When one of those partners has a chronic illness in addition, the desire discrepancy can become even wider. There are a number of aspects of chronic illness that can directly affect libido, including depression over the diagnosis, side effects of medications, a changing body image, and the stress of managing the illness. Either partner can be affected. For example, medication side effects and body image could lower the libido of the partner with the chronic illness, but depression and stress over the diagnosis of their loved one can also easily cause diminished sexual desire in the healthy partner.
Sexual Desire Discrepancy (SDD) can certainly cause tension within a relationship. SDD can lead to frustration and confusion about how often a couple should be having sex, what sex should look like, and how high a priority sex should be within their relationship. Often the partner with the higher libido feels guilt and shame over how often they want sex, and can also interpret their partner’s lower sexual desire as rejection, leading to feelings of frustration and low self-esteem. Meanwhile, the partner with the lower sexual desire can often feel like their partners only want them for sex, and that all of their other great qualities and the qualities of the relationship are overlooked. They can interpret their partner’s higher desire as pressure to have sex, which can lead to an even more diminished libido.
While desire discrepancy can be stressful within a relationship, there are ways to approach sex that can help both partners feel more sexually compatible and satisfied.
Empathy and Communication
Before anything about a couple’s actual sex life can be changed, each partner must see the other as a teammate and not the problem. The most important thing to remember is that there is nothing wrong with either person in the relationship. Instead, there is just an imbalance that can be addressed through communication and exploration. It is important to listen to one another’s needs with empathy and use this understanding to find solutions that work for both partners.
Since the higher-desire partner can be prone to feelings of rejection, it’s helpful for the lower-desire partner to communicate that they’re attracted to their partner but are just not in the mood so their partner doesn’t think they’re rejecting them. And because the partner with lower desire can often feel like they’re only appreciated for sex, it’s important for the higher-desire partner to make a conscious effort to acknowledge their partner’s non-sexual qualities as well.

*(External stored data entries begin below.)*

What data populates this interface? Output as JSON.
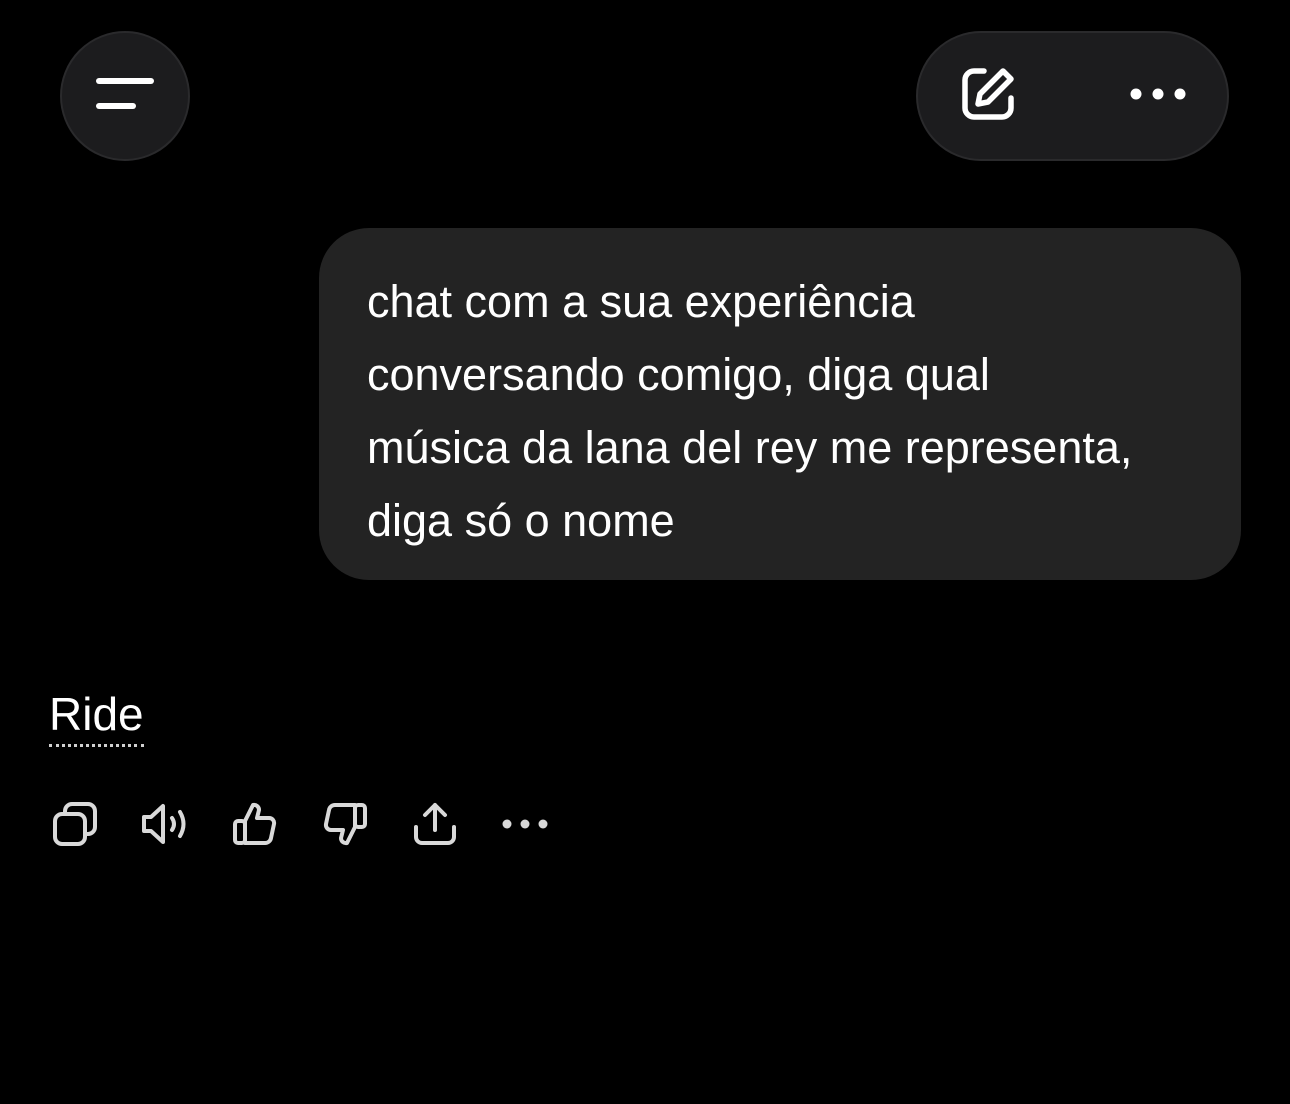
{
  "header": {
    "menu_icon": "menu-lines-icon",
    "new_chat_icon": "edit-square-icon",
    "more_icon": "more-horizontal-icon"
  },
  "conversation": {
    "user_message": "chat com a sua experiência\nconversando comigo, diga qual\nmúsica da lana del rey me representa,\ndiga só o nome",
    "assistant_reply": "Ride"
  },
  "message_actions": [
    {
      "name": "copy",
      "icon": "copy-icon"
    },
    {
      "name": "read-aloud",
      "icon": "speaker-icon"
    },
    {
      "name": "good-response",
      "icon": "thumbs-up-icon"
    },
    {
      "name": "bad-response",
      "icon": "thumbs-down-icon"
    },
    {
      "name": "share",
      "icon": "share-icon"
    },
    {
      "name": "more-actions",
      "icon": "more-horizontal-icon"
    }
  ],
  "colors": {
    "background": "#000000",
    "surface": "#1c1c1e",
    "bubble": "#232323",
    "text": "#ffffff",
    "icon": "#d9d9d9"
  }
}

Expand the Definition of Sex
Over time, couples can develop assumptions about what sex should look like. They can begin to believe that sex has to include intercourse and must result in orgasm, or it somehow “doesn’t count.” But this belief can be limiting for couples, especially when one or both partners may not be up for intercourse but still want to be physically intimate with their partner. Sex can - and should - include so much more than intercourse. I regularly recommend that my clients experiment with explorative touch, erotic play dates, and toys. This can be immensely helpful for couples with sexual desire discrepancy, as both partners have options that may appeal to them even if one of them isn’t up for intercourse.

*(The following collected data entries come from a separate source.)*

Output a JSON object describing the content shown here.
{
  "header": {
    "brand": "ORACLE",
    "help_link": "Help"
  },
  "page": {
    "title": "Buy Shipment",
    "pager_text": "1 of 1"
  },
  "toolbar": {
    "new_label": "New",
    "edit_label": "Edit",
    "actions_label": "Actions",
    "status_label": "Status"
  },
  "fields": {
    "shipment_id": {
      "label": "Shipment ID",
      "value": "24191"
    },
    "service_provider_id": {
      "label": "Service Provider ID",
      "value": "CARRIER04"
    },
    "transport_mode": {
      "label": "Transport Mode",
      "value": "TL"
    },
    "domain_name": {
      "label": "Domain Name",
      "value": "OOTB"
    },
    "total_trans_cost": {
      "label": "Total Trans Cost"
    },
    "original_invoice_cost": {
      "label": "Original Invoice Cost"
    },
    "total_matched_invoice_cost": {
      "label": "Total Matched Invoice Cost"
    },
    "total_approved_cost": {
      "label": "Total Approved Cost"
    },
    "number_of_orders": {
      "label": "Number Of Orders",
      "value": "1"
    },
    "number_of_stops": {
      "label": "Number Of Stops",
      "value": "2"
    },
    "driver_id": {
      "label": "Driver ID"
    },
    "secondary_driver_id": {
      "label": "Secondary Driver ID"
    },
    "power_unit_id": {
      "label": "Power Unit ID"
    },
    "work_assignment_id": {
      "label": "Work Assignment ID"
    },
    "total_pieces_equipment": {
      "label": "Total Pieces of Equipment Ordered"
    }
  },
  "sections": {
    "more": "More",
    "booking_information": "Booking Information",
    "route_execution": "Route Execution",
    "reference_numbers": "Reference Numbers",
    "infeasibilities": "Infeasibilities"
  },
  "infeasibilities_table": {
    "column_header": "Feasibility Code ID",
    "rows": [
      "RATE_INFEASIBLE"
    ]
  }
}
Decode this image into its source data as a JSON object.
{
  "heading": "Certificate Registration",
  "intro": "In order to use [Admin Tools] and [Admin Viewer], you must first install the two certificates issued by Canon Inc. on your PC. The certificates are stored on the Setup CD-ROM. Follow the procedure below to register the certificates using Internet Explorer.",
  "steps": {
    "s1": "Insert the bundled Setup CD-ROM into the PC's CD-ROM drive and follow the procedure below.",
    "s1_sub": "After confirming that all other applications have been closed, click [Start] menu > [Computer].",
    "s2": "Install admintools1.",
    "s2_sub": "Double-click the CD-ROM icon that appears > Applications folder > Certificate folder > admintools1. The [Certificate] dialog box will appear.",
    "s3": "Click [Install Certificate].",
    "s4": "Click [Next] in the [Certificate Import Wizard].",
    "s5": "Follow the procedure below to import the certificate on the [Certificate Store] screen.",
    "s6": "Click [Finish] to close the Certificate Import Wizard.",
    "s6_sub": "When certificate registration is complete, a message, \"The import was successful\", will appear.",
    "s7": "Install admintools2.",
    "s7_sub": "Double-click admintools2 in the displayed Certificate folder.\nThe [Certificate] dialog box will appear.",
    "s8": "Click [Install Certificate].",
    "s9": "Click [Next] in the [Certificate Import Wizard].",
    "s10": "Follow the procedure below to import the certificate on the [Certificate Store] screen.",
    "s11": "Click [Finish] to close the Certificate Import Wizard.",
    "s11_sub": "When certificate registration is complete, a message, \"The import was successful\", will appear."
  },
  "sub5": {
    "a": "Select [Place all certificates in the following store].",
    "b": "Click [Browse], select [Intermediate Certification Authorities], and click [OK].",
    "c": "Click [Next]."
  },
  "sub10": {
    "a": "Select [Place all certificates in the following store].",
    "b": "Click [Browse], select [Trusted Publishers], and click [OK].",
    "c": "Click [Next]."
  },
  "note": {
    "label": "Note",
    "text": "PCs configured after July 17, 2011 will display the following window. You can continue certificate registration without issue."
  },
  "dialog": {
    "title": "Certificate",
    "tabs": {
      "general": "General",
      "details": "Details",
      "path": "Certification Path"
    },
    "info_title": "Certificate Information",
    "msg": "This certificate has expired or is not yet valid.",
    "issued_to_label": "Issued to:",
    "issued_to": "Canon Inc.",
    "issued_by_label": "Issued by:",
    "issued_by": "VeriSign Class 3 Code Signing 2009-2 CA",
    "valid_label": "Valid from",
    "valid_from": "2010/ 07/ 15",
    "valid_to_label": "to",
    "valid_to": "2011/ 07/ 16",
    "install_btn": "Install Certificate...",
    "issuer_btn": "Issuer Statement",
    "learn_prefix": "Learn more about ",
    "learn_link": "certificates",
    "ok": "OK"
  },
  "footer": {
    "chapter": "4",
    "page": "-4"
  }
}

Couples can also expand their definition of when, where, and how sex can take place. Maybe the partner with lower desire tends to be in the mood more often in the morning, so the couple can work with that. Perhaps planning sex and building up to it throughout the day with sexy texts is just the thing to set the mood. It’s important to be open to creativity and experimentation.
Pleasure, Not Performance
Along with the narrow definition of sex that couples can develop over time is the idea that the goal of sex is orgasm. This belief can be frustrating for both partners if one of them has difficulty reaching orgasm, whether from medication side effects, stress, or any other impacts of a chronic illness. The partner with lower desire may not want to engage in sex at all because they know they are unlikely to achieve orgasm, and the higher-desire partner may feel like they’ve failed if their partner doesn’t climax.
Pleasure-based sex means dropping expectations of what sex should look and feel like. With this approach, couples can enjoy the process of sex: touching, kissing, massaging, experimenting with props or toys, or anything that feels good. Orgasm is a bonus, not a requirement. With the pressure to climax taken away, both partners can relax and enjoy each other, which leads to a far more pleasurable experience of sex.

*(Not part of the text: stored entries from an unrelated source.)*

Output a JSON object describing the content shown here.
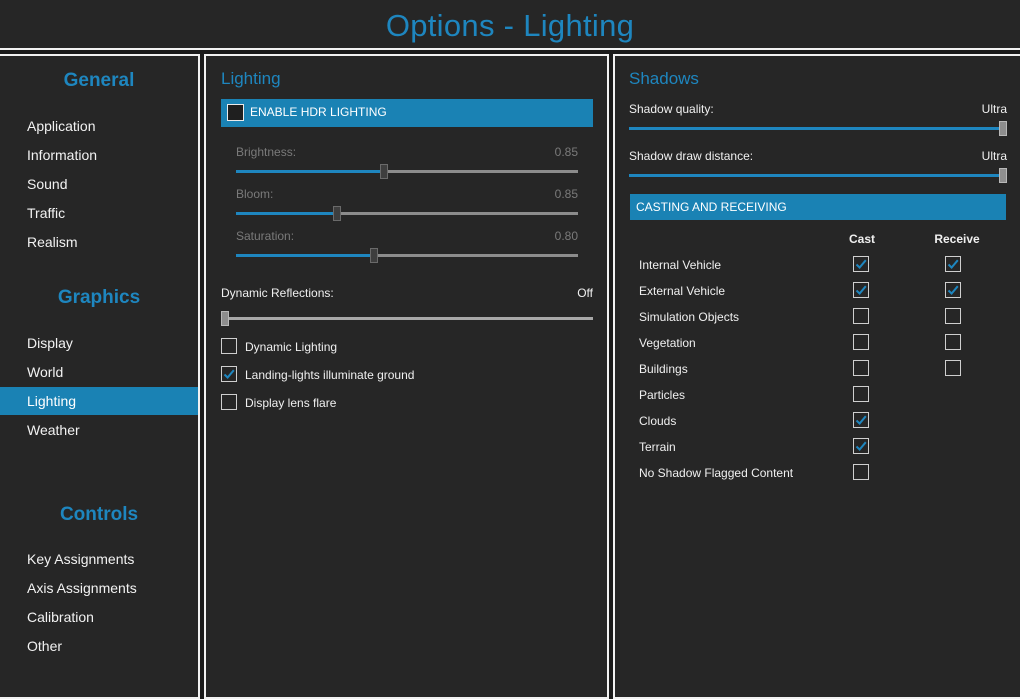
{
  "window": {
    "title": "Options - Lighting"
  },
  "nav": {
    "sections": [
      {
        "heading": "General",
        "items": [
          "Application",
          "Information",
          "Sound",
          "Traffic",
          "Realism"
        ]
      },
      {
        "heading": "Graphics",
        "items": [
          "Display",
          "World",
          "Lighting",
          "Weather"
        ]
      },
      {
        "heading": "Controls",
        "items": [
          "Key Assignments",
          "Axis Assignments",
          "Calibration",
          "Other"
        ]
      }
    ],
    "active_item": "Lighting"
  },
  "lighting": {
    "title": "Lighting",
    "hdr": {
      "label": "ENABLE HDR LIGHTING",
      "checked": false
    },
    "sliders": [
      {
        "label": "Brightness:",
        "value": "0.85",
        "level": 0.43
      },
      {
        "label": "Bloom:",
        "value": "0.85",
        "level": 0.29
      },
      {
        "label": "Saturation:",
        "value": "0.80",
        "level": 0.4
      }
    ],
    "reflections": {
      "label": "Dynamic Reflections:",
      "value": "Off",
      "level": 0.0
    },
    "checkboxes": [
      {
        "label": "Dynamic Lighting",
        "checked": false
      },
      {
        "label": "Landing-lights illuminate ground",
        "checked": true
      },
      {
        "label": "Display lens flare",
        "checked": false
      }
    ]
  },
  "shadows": {
    "title": "Shadows",
    "quality": {
      "label": "Shadow quality:",
      "value": "Ultra",
      "level": 1.0
    },
    "distance": {
      "label": "Shadow draw distance:",
      "value": "Ultra",
      "level": 1.0
    },
    "casting_header": "CASTING AND RECEIVING",
    "columns": {
      "cast": "Cast",
      "receive": "Receive"
    },
    "rows": [
      {
        "label": "Internal Vehicle",
        "cast": true,
        "receive": true
      },
      {
        "label": "External Vehicle",
        "cast": true,
        "receive": true
      },
      {
        "label": "Simulation Objects",
        "cast": false,
        "receive": false
      },
      {
        "label": "Vegetation",
        "cast": false,
        "receive": false
      },
      {
        "label": "Buildings",
        "cast": false,
        "receive": false
      },
      {
        "label": "Particles",
        "cast": false,
        "receive": null
      },
      {
        "label": "Clouds",
        "cast": true,
        "receive": null
      },
      {
        "label": "Terrain",
        "cast": true,
        "receive": null
      },
      {
        "label": "No Shadow Flagged Content",
        "cast": false,
        "receive": null
      }
    ]
  },
  "colors": {
    "accent": "#1e86bf",
    "highlight": "#1a82b4",
    "panel": "#262626",
    "background": "#1b1b1b"
  },
  "icons": {
    "check": "check-icon"
  }
}
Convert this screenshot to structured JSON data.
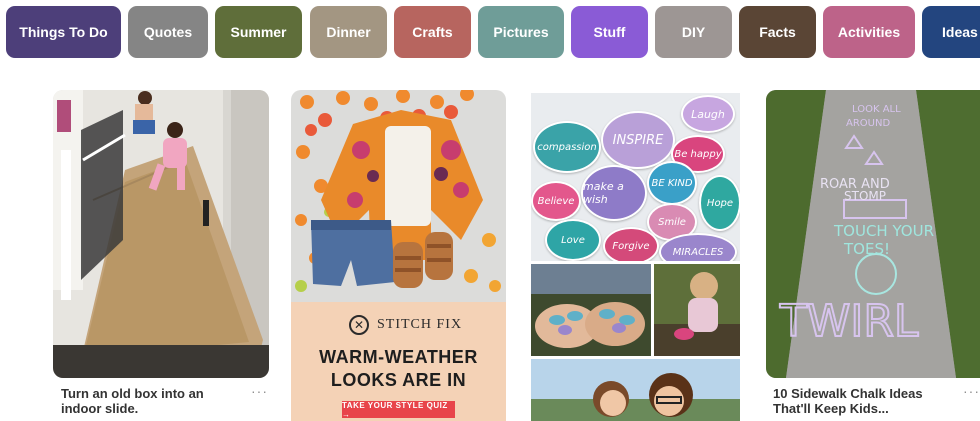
{
  "topics": [
    {
      "label": "Things To Do",
      "color": "#4d3f7a"
    },
    {
      "label": "Quotes",
      "color": "#858585"
    },
    {
      "label": "Summer",
      "color": "#5f6e3a"
    },
    {
      "label": "Dinner",
      "color": "#a39682"
    },
    {
      "label": "Crafts",
      "color": "#b7655f"
    },
    {
      "label": "Pictures",
      "color": "#6f9d98"
    },
    {
      "label": "Stuff",
      "color": "#8a5bd6"
    },
    {
      "label": "DIY",
      "color": "#9d9694"
    },
    {
      "label": "Facts",
      "color": "#5a4535"
    },
    {
      "label": "Activities",
      "color": "#bd6389"
    },
    {
      "label": "Ideas",
      "color": "#23457f"
    }
  ],
  "pins": [
    {
      "caption": "Turn an old box into an indoor slide.",
      "more": "···"
    },
    {
      "ad_brand": "STITCH FIX",
      "ad_headline_1": "WARM-WEATHER",
      "ad_headline_2": "LOOKS ARE IN",
      "ad_cta": "TAKE YOUR STYLE QUIZ →"
    },
    {
      "stones": [
        "Laugh",
        "INSPIRE",
        "compassion",
        "Be happy",
        "Believe",
        "make a wish",
        "BE KIND",
        "Hope",
        "Love",
        "Smile",
        "Forgive",
        "MIRACLES"
      ]
    },
    {
      "chalk": [
        "ROAR AND STOMP",
        "TOUCH YOUR TOES!",
        "TWIRL"
      ],
      "caption": "10 Sidewalk Chalk Ideas That'll Keep Kids...",
      "more": "···"
    }
  ]
}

Desire discrepancy can absolutely be worked through with some communication, experimentation, and a shift in expectations. A willingness to be flexible and practice these behaviors can lead to a more pleasurable and satisfying relationship, both in and out of the bedroom.
Day, L. C., Muise, A., Joel, S., & Impett, E. A. (2015). To do it or not to do it? How communally motivated people navigate sexual interdependence dilemmas. Personality and Social Psychology Bulletin, 41(6), 791–804.